Meet the Team

R’ Bronwen Mullin(she/her) – Teacher

Bronwen (ord. 2017, MA Midrash JTS, BA in Theater and Religious Studies, Sarah Lawrence College) is the rabbi of Carov, an independent mishkan with a mission in Jersey City, and was the first-ever appointed Rabbinic Artist-in-Residence of the Jewish Theological Seminary of America. She is the co-founder of Meta-Phys Ed with performance artist/director Jesse Freedman. Rabbi Bronwen has held teaching positions at JTS, The Schechter Institute in Jerusalem, The Academy of Jewish Religion in New York, Art Kibbutz New York (where she also served as Artistic Director), the Romemu Yeshiva, the JCC of Manhattan, and the 14th Street Y. She is a SVARA Teaching Fellow.

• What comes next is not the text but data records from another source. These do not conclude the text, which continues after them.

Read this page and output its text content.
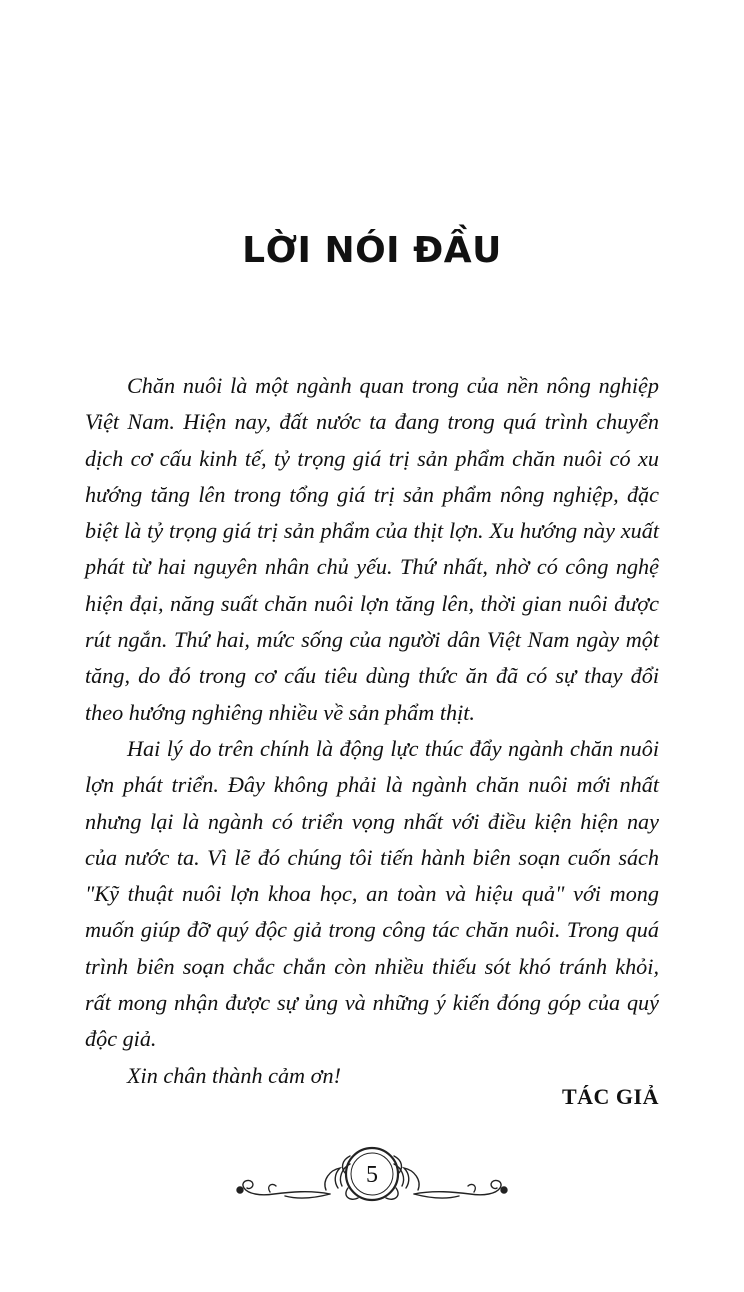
LỜI NÓI ĐẦU

Chăn nuôi là một ngành quan trong của nền nông nghiệp Việt Nam. Hiện nay, đất nước ta đang trong quá trình chuyển dịch cơ cấu kinh tế, tỷ trọng giá trị sản phẩm chăn nuôi có xu hướng tăng lên trong tổng giá trị sản phẩm nông nghiệp, đặc biệt là tỷ trọng giá trị sản phẩm của thịt lợn. Xu hướng này xuất phát từ hai nguyên nhân chủ yếu. Thứ nhất, nhờ có công nghệ hiện đại, năng suất chăn nuôi lợn tăng lên, thời gian nuôi được rút ngắn. Thứ hai, mức sống của người dân Việt Nam ngày một tăng, do đó trong cơ cấu tiêu dùng thức ăn đã có sự thay đổi theo hướng nghiêng nhiều về sản phẩm thịt.

Hai lý do trên chính là động lực thúc đẩy ngành chăn nuôi lợn phát triển. Đây không phải là ngành chăn nuôi mới nhất nhưng lại là ngành có triển vọng nhất với điều kiện hiện nay của nước ta. Vì lẽ đó chúng tôi tiến hành biên soạn cuốn sách "Kỹ thuật nuôi lợn khoa học, an toàn và hiệu quả" với mong muốn giúp đỡ quý độc giả trong công tác chăn nuôi. Trong quá trình biên soạn chắc chắn còn nhiều thiếu sót khó tránh khỏi, rất mong nhận được sự ủng và những ý kiến đóng góp của quý độc giả.

Xin chân thành cảm ơn!

TÁC GIẢ
5
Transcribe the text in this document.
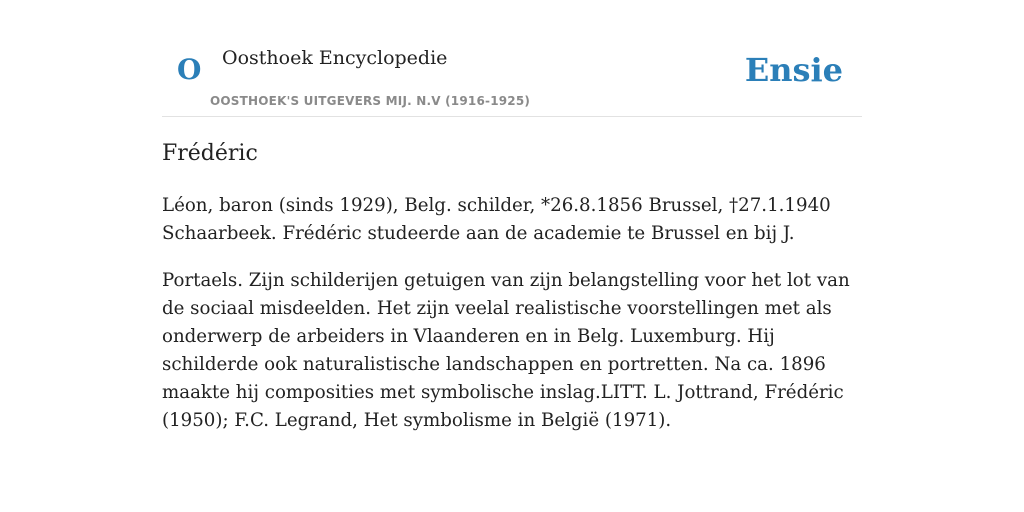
O Oosthoek Encyclopedie
OOSTHOEK'S UITGEVERS MIJ. N.V (1916-1925)
Ensie
Frédéric

Léon, baron (sinds 1929), Belg. schilder, *26.8.1856 Brussel, †27.1.1940 Schaarbeek. Frédéric studeerde aan de academie te Brussel en bij J.

Portaels. Zijn schilderijen getuigen van zijn belangstelling voor het lot van de sociaal misdeelden. Het zijn veelal realistische voorstellingen met als onderwerp de arbeiders in Vlaanderen en in Belg. Luxemburg. Hij schilderde ook naturalistische landschappen en portretten. Na ca. 1896 maakte hij composities met symbolische inslag.LITT. L. Jottrand, Frédéric (1950); F.C. Legrand, Het symbolisme in België (1971).
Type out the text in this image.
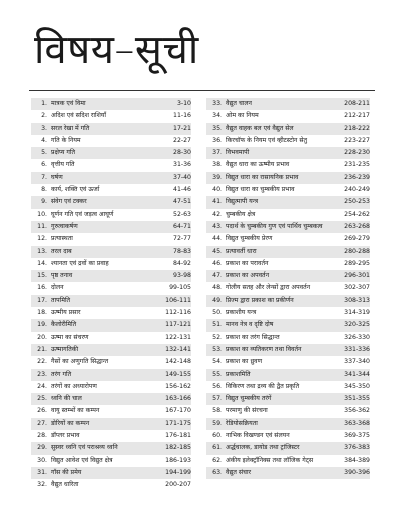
विषय–सूची
1. मात्रक एवं विमा	3-10
2. अदिश एवं सदिश राशियाँ	11-16
3. सरल रेखा में गति	17-21
4. गति के नियम	22-27
5. प्रक्षेप्य गति	28-30
6. वृत्तीय गति	31-36
7. घर्षण	37-40
8. कार्य, शक्ति एवं ऊर्जा	41-46
9. संवेग एवं टक्कर	47-51
10. घूर्णन गति एवं जड़त्व आघूर्ण	52-63
11. गुरुत्वाकर्षण	64-71
12. प्रत्यास्थता	72-77
13. तरल दाब	78-83
14. श्यानता एवं द्रवों का प्रवाह	84-92
15. पृष्ठ तनाव	93-98
16. दोलन	99-105
17. तापमिति	106-111
18. ऊष्मीय प्रसार	112-116
19. कैलोरीमिति	117-121
20. ऊष्मा का संचरण	122-131
21. ऊष्मागतिकी	132-141
22. गैसों का अणुगति सिद्धान्त	142-148
23. तरंग गति	149-155
24. तरंगों का अध्यारोपण	156-162
25. ध्वनि की चाल	163-166
26. वायु स्तम्भों का कम्पन	167-170
27. डोरियों का कम्पन	171-175
28. डॉप्लर प्रभाव	176-181
29. सुस्वर ध्वनि एवं पराश्रव्य ध्वनि	182-185
30. विद्युत आवेश एवं विद्युत क्षेत्र	186-193
31. गॉस की प्रमेय	194-199
32. वैद्युत धारिता	200-207
33. वैद्युत चालन	208-211
34. ओम का नियम	212-217
35. वैद्युत वाहक बल एवं वैद्युत सेल	218-222
36. किरचॉफ के नियम एवं व्हीटस्टोन सेतु	223-227
37. विभवमापी	228-230
38. वैद्युत धारा का ऊष्मीय प्रभाव	231-235
39. विद्युत धारा का रासायनिक प्रभाव	236-239
40. विद्युत धारा का चुम्बकीय प्रभाव	240-249
41. विद्युत्मापी यन्त्र	250-253
42. चुम्बकीय क्षेत्र	254-262
43. पदार्थ के चुम्बकीय गुण एवं पार्थिव चुम्बकत्व	263-268
44. विद्युत चुम्बकीय प्रेरण	269-279
45. प्रत्यावर्ती धारा	280-288
46. प्रकाश का परावर्तन	289-295
47. प्रकाश का अपवर्तन	296-301
48. गोलीय सतह और लेन्सों द्वारा अपवर्तन	302-307
49. प्रिज्म द्वारा प्रकाश का प्रकीर्णन	308-313
50. प्रकाशीय यन्त्र	314-319
51. मानव नेत्र व दृष्टि दोष	320-325
52. प्रकाश का तरंग सिद्धान्त	326-330
53. प्रकाश का व्यतिकरण तथा विवर्तन	331-336
54. प्रकाश का ध्रुवण	337-340
55. प्रकाशमिति	341-344
56. विकिरण तथा द्रव्य की द्वैत प्रकृति	345-350
57. विद्युत चुम्बकीय तरंगें	351-355
58. परमाणु की संरचना	356-362
59. रेडियोसक्रियता	363-368
60. नाभिक विखण्डन एवं संलयन	369-375
61. अर्द्धचालक, डायोड तथा ट्रांजिस्टर	376-383
62. अंकीय इलेक्ट्रॉनिक्स तथा लॉजिक गेट्स	384-389
63. वैद्युत संचार	390-396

Selected works include: “Chalom: A Dream Opera” (Hebrew/Aramaic, International Fringe Festival/FringeNYC 2012); “Bat Yiftach: A Tragic Punk Opera” (English/Hebrew, The Kreischer Mansion 2016) and “Ca’asi Revaya: Nigunim For A Raging Heart” (album release Winter 2022). She is deeply proud and humbled at the same time to be on the faculty of SVARA where she gets to practice fully her most beloved art form—radical Judaism.

Noah Rubin-Blose (he/him) – Fairy

Noah is a rabbinical student at Reconstructionist Rabbinical College. Rooted in Durham, NC, the homelands of the Occaneechi Band of the Saponi Nation, he spent the last fifteen years working as a chef, baker, and community organizer. He is a maker of queer ritual, builder of interfaith coalitions, teacher and facilitator, and lifelong student-participant in Southern movements for racial justice. When he’s not teaching or studying, you can probably find him walking by a river or cooking up something tasty in the kitchen.

Olivia Devorah Tucker (they/them) – Program Coordinator

Olivia fell in love with Talmud when the local Moishe House asked them to lead a Unicorn themed Shabbat. They couldn’t resist the deep dive into Judaism’s supernatural creatures and have never resurfaced – the books on Jewish myth, magic, and mysticism never make it back to the bookshelf! Olivia sees recovering our ancestral knowledge of angels, demons, dreams interpretation, and the many witchy practices peppered throughout the Talmud, both as exciting gateways to ancient texts and powerful lenses for viewing and healing the world in unconventional ways. 

A lifelong Pittsburgher (Shawnee land), they take part in vibrant theatre and leftist Jewish organizing, play tabletop role-playing games, collect queer sci-fi comic books, and bake challah inspired by the weekly Torah portion (“All Challahs Are Beautiful”). They always have their eye out for a machmir Bechdel-Wallace Test pass, especially when it comes to Talmud. Olivia puts trans in translation and the femme in ephemera. Stay hydrated!